You would have conviction of your ideas because you’ve done the research and engaged in robust strategic thinking—AND you would remain objective, receptive, curious, and detached from your singular view of the way things need to be. Advocacy AND inquiry.
It is a tall order for a leader. Especially when forging an alternate path may have personal consequences related to your role. This is enterprise‑level leadership that results in genuine dialogue, debate, and high‑quality strategic decisions in the face of ever‑increasing complexity.
My client, Renaldo, has been experimenting with this different mindset for a couple of years now. When we started our work, he had what we called the “gold‑star mindset”—like back in grade school—where he assessed the “success” of meetings by evaluating his effectiveness at convincing others to see what he saw. He has worked to shift to the mindset of a creator and transformer. With this mindset, in strategy conversations he is part of a team with a shared outcome. A team in which C‑suite executives are collaborators, not evaluators.
It is a huge shift from how he led just a year ago. The more he embraces the not knowing of game‑changing strategic leadership, the more respected and credible a leader he becomes.

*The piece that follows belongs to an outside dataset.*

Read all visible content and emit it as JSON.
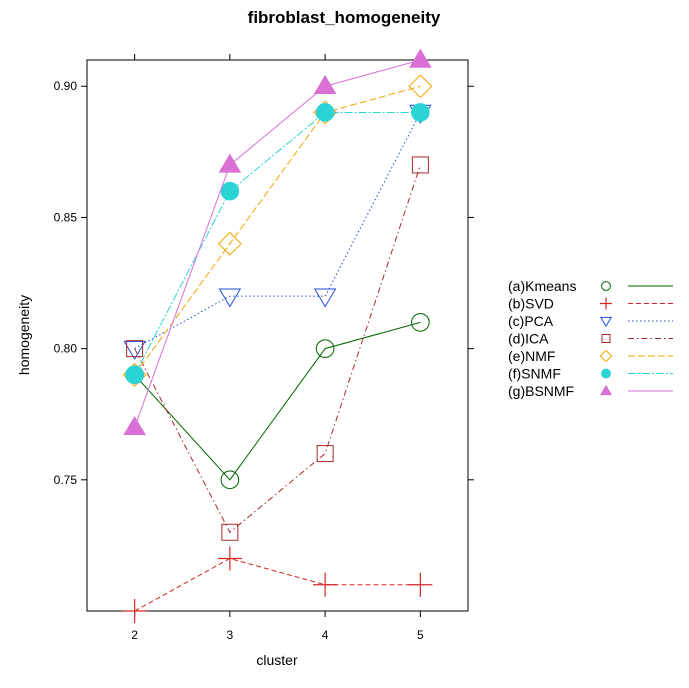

Navigating Complexity: The Nexus of Strategy and Leadership
At the nexus of strategy and leadership is greater strategic impact and an ability to lead decisively through increasing complexity. Complexity and uncertainty that require more and more trust. Trust in your strategic thinking acumen. Trust in yourself as a creator—looking less to others for that “gold star” approval. And trust in your colleagues to have your back, to work collaboratively in the best interest of the organization. To not judge or evaluate, but rather co‑create with you.
Uncertainty can bring out reactive versions of ourselves—defensive, judgmental, close‑minded, and distrusting. Yet we all have the capacity to cultivate the most resourceful and creative version of ourselves and our colleagues. The version that can navigate an ever more complex and dynamic world.
So, what if you lead from that version of yourself?
How might you approach your next executive strategy discussion? How might you deepen your strategic insight or experiment with the mindset of a creator and transformer on your path to game‑changing strategic leadership?